In other words, it would be a matter of forcing the population to move again, this time towards the north, to break into Rafah as Netanyahu has been insisting. Thus, yesterday, an AFP photographer was able to see dozens of people leaving Rafah in the direction of Khan Iunis, on foot, by car or in carts pulled by donkeys.
According to Omer Dostri, an expert at the Washington Institute for Strategy and Security (JISS), quoted by AFP, “in two months there will be an operation in Rafah to destroy the remaining Hamas brigades.”
And, once Hamas is eliminated from Gaza, Israel will “launch a campaign in the north” against Hezbollah in southern Lebanon. The Israeli army has been exchanging gunfire almost every day with the Lebanese Shia militia since October 7.

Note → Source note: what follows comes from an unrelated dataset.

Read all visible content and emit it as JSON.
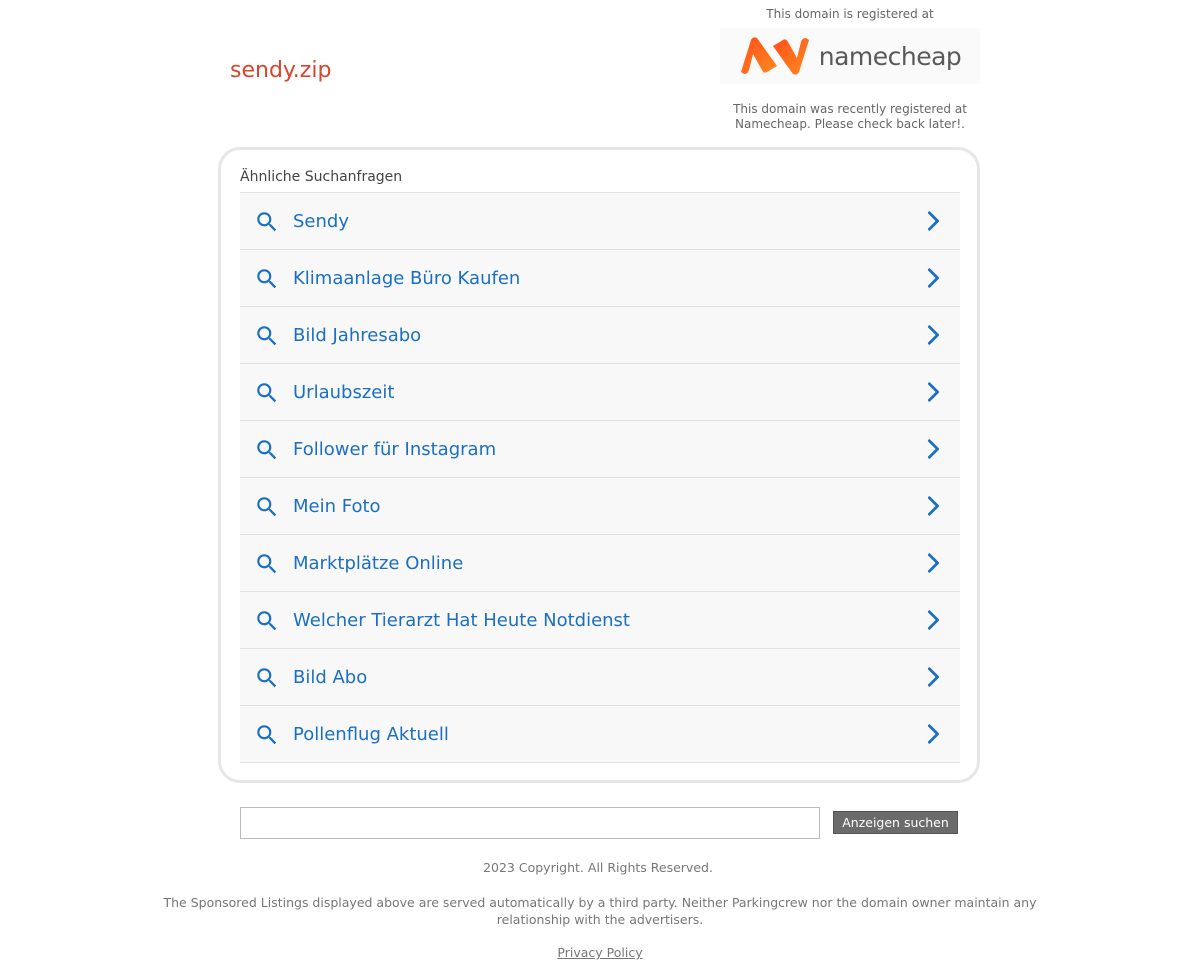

But for Omer Dostri, the main reason for the withdrawal of the weekend is “the great pressure” exerted recently by Washington. The President of the United States, Joe Biden, raised for the first time on Thursday the possibility of making his aid to Israel conditional on “tangible” measures to improve the humanitarian situation and the preservation of civilians in Gaza.
The reduction of Israeli forces on the ground “may be useful in the context of negotiations” for a truce and the return of Israeli hostages still held in Gaza, Dostri explained.
In this sense, Egyptian sources said yesterday that a “humanitarian break” is being studied during the day of Id al-Fitr, which marks the end of Ramadan, from tomorrow Tuesday to Wednesday. The director of the Mossad, David Barnea; the Shin Bet (internal security), Ronen Bar, and General Nitzam Alon went to Cairo yesterday morning.